Je te découvre mère, notre première rencontre. Sur l’oreiller surélevé repose ton visage agrandi de femme nouvelle et épuisée. Une lueur en plus, je ne la connaissais pas. J’essaie de rire, tu parviens à pleurer. Tes hormones débordent en larmes de joie qui se répandent dans une rivière folle et se transforment en cascade. Au bord du gouffre, nous avons le vertige. 
Je te découvre fille, notre première rencontre. Posée sur le ventre de ta chair, tu philosophes avec gourmandise des bienfaits de la vie. Jamais ton avenir ne sera si radieux, jamais la vie qui t’attend ne sera aussi longue. Je t’entends rêver si fort que je ne m’entends plus penser. Et ces voix que je ne connais pas qui racontent de drôles d’histoires. Au bord du gouffre, je suis tombé.
Je me découvre père, ma première rencontre. Je vois mes cheveux blanchir et les tiens pousser. Je vois mes cheveux tomber et les tiens blanchir. Je te vois allongée sur ce lit d’hôpital. Je vois la lumière et les bruits et l’air qui me brûle les poumons. Je me vois expulser d’une voix blanche toute l’ombre qui m’habite.
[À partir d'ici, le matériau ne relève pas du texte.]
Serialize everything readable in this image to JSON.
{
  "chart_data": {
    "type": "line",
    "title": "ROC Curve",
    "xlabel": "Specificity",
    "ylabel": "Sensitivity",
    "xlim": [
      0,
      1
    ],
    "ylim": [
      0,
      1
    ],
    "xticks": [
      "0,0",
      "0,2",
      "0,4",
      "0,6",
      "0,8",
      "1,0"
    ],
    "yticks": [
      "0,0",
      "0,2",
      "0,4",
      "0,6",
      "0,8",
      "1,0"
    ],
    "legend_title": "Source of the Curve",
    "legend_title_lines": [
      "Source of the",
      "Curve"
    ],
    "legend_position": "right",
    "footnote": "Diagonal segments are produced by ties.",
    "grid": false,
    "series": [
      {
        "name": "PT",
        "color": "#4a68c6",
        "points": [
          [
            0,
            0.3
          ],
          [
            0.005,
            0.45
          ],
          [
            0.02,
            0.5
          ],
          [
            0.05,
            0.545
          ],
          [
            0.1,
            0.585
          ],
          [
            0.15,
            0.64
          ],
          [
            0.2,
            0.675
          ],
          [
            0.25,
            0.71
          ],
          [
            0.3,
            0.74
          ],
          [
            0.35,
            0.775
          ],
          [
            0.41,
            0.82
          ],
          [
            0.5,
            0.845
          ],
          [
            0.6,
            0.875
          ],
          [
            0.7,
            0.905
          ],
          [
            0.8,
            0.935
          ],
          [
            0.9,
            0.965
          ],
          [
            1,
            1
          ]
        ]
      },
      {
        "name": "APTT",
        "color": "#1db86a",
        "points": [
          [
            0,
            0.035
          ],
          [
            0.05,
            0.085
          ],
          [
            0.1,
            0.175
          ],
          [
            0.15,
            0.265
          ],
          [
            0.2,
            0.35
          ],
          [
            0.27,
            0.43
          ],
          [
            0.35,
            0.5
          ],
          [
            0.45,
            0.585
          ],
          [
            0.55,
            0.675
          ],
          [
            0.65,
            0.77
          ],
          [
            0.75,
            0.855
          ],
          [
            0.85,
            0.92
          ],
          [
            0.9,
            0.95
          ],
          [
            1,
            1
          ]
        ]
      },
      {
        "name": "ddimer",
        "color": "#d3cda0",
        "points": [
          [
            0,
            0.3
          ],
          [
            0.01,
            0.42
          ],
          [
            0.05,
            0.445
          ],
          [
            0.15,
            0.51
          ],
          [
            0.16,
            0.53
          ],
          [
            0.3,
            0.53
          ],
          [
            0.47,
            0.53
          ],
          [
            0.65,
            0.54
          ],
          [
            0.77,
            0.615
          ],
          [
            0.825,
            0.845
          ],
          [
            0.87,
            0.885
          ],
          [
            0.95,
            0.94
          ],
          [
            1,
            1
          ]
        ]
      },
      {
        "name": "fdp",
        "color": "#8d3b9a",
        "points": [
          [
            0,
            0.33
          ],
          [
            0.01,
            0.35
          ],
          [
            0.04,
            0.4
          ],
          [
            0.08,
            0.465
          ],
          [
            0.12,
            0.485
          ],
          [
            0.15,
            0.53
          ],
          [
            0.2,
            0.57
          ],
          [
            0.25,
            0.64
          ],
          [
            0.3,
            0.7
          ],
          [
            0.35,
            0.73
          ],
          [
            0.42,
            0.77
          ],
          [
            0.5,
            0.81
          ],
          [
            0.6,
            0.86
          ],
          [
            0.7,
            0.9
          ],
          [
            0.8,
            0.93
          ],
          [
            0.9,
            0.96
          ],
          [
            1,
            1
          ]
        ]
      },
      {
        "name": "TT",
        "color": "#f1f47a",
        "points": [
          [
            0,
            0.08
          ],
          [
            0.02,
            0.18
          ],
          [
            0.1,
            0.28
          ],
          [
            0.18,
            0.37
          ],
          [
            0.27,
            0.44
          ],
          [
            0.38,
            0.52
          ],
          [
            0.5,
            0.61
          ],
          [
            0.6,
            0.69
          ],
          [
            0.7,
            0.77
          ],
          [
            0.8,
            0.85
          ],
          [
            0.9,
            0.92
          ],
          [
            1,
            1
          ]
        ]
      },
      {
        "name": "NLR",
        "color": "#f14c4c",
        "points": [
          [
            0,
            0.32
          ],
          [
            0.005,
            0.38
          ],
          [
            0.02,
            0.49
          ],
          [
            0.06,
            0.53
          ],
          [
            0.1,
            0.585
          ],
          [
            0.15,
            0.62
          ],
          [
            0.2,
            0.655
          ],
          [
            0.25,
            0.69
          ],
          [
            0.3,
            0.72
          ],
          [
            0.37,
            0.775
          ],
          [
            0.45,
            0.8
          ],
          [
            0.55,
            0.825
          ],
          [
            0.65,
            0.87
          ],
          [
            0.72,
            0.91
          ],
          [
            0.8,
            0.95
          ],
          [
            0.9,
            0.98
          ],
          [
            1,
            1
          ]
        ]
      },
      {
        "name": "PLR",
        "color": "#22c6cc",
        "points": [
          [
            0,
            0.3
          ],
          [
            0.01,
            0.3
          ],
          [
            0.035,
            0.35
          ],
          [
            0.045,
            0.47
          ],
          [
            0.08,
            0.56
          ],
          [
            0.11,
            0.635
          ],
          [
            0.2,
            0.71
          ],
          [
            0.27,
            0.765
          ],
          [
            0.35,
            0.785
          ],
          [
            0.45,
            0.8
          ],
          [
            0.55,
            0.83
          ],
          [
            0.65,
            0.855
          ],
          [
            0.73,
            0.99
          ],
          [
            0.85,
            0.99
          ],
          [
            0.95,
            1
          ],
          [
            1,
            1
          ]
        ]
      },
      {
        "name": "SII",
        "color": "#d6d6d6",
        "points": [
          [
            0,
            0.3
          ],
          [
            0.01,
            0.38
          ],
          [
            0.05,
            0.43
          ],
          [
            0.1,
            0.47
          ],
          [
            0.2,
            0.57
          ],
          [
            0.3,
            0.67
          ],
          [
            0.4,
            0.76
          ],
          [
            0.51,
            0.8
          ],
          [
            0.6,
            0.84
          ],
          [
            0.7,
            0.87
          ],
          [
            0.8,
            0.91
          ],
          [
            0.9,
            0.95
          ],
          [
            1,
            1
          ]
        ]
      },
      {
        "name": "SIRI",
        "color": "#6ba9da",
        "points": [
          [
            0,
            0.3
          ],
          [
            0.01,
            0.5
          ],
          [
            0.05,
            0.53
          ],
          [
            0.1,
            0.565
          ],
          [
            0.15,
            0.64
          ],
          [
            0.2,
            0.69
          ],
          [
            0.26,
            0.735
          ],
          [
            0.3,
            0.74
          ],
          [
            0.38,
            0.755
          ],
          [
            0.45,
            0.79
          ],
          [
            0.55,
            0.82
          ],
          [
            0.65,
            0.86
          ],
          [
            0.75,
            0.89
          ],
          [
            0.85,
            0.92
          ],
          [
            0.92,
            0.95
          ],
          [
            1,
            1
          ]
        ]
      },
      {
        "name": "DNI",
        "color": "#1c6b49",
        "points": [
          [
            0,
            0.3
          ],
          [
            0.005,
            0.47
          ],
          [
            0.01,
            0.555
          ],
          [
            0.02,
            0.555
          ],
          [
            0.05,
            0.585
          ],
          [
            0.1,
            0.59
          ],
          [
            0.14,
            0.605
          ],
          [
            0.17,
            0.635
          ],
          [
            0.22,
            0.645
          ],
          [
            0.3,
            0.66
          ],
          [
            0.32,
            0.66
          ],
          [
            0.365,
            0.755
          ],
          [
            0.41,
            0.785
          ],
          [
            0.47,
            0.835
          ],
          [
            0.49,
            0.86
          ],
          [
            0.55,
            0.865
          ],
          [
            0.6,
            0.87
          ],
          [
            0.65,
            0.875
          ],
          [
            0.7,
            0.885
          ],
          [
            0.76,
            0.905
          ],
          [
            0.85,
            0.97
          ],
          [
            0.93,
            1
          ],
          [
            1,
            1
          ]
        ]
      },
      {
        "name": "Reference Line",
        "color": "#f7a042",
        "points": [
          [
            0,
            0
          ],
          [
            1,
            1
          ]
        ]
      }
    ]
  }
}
Je me vois posé sur ton ventre de fille devenue mère. Je me vois père devenu fils.

Photo de Daniele Levis Pelusi sur Unsplash

A propos de JLuc Chovelon

Prof pendant une dizaine d'années, journaliste durant près de vingt ans, auteur d'une paire de livres, essais plutôt que romans. En pleine évolution vers un autre type d'écritures. Cheminement personnel, divagations exploratives, explorations divaguantes à l'ombre du triptyque humour-poésie-fantastique. Dans le désordre.

11 commentaires à propos de “#nouvelles#boucle2 | à la poursuite d’Anastasia Mortensen”

  1. comme le dit très bien Raymonde, on est dans le biologique d’une double rencontre — voire triple –, quelle magnifique idée de t’emparer du avant le coupé de cordon et puis du après, là est sans doute le point réel de la naissance
    et je demeure marquée après la lecture par ce fragment : « jamais la vie qui t’attend ne sera aussi longue ».

  2. Merci Jean-Luc pour cette plurielle et mystérieuse Anastasia Mortensen dont le prénom s’écrit aussi parfois Anastasiya (si j’en crois l’une de mes sources qui préfère rester anonyme).